Now the final stage of the road led via Teheran and Moscow to Yalta—conferences marked by increasing inter-Allied warmth as the outlines of military victory became clearer, although the ultimate political consequences remained hidden in the veil. It was as if the civil plenipotentiaries, having failed to lay a basis of searching diplomacy with each other at the start, had come to feel that the soldiers would resolve their problems for them by providing a smashing triumph that would leave everyone happy—if exhausted. Stalin was enormously impressed by the prospects of OVERLORD. Churchill was equally impressed by the avenging progress of the Red armies and supported Stalin’s claim for territory to protect Russia from future German invasions, even though this meant shifting Poland several hundred miles westward. Roosevelt, though he said he wanted no part of the Polish wrangle—not until after the 1944 elections, in any case—was inclined to support the Anglo-Soviet understanding reached on this point during the summit meeting at Teheran at the end of 1943.

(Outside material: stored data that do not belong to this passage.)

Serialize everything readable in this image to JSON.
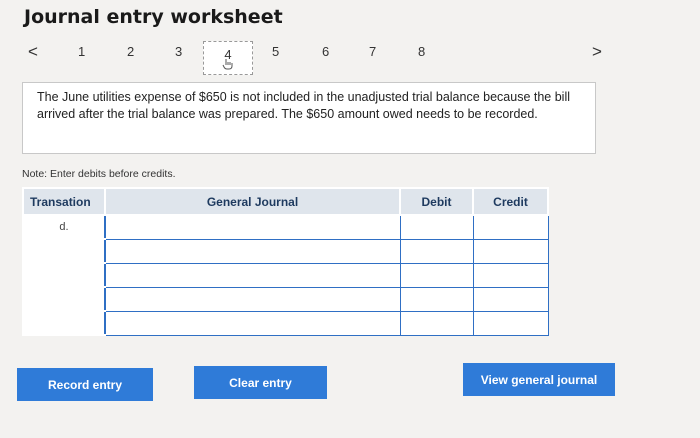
{
  "page": {
    "title": "Journal entry worksheet"
  },
  "pager": {
    "prev": "<",
    "next": ">",
    "pages": [
      "1",
      "2",
      "3",
      "4",
      "5",
      "6",
      "7",
      "8"
    ],
    "active": "4"
  },
  "description": "The June utilities expense of $650 is not included in the unadjusted trial balance because the bill arrived after the trial balance was prepared. The $650 amount owed needs to be recorded.",
  "note": "Note: Enter debits before credits.",
  "table": {
    "headers": {
      "transaction": "Transation",
      "journal": "General Journal",
      "debit": "Debit",
      "credit": "Credit"
    },
    "rows": [
      {
        "transaction": "d."
      },
      {
        "transaction": ""
      },
      {
        "transaction": ""
      },
      {
        "transaction": ""
      },
      {
        "transaction": ""
      }
    ]
  },
  "buttons": {
    "record": "Record entry",
    "clear": "Clear entry",
    "view": "View general journal"
  }
}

Harriman, though a devoted admirer of Roosevelt and a believer in mobility in dealing with the Soviets, was not quite so sure. Shouldn’t we, he asked, try to awaken them to the fact that we expected them to give as well as receive? In this he was supported by his top military-aid man, General Deane, a newcomer constituted very differently from his predecessor, General Faymonville. Deane demanded detailed information from the Soviets as to just what they were doing with supplies, even as Harriman kept requiring of them more specific knowledge of their political plans as Hitler’s legions fell back. But then came the great convergence of Anglo-American armies upon Germany, (simultaneously with the Soviet armies’ even greater one); the knowledge that the Soviets would join our hard-won march against Japan; and a profound feeling that amid so many mutual sacrifices made and joint victories won, the problems remaining between us—the fate of eastern Europe, the control of Germany, the level of reparations, the structure of the Balkans, the ratio of representation in the new United Nations —could be amicably resolved.
This was the immense agenda that faced the Big Three chiefs of government when they met at Yalta in the Crimea in February, 1945, for a week of breathless negotiating and climactic banqueting that would give new shape to the world. Time was short at Yalta- too short; the chieftains had to hurry home to direct the closing scenes of the military drama in Europe and stage its last act in Asia. Moreover, Roosevelt and Hopkins were both ailing; the new Secretary of State who accompanied them, Edward R. Stettinius, was inexperienced; and our standing representation in Russia itself had been so assorted and at times discredited that the President found himself with little in the way of a concerted body of first-hand experience there on which to draw. In our massive delegation at the Livadia Palace, the effective “Russian experts” were just two—the overburdened Harriman and young “Chip” Bohlen, serving as interpreter.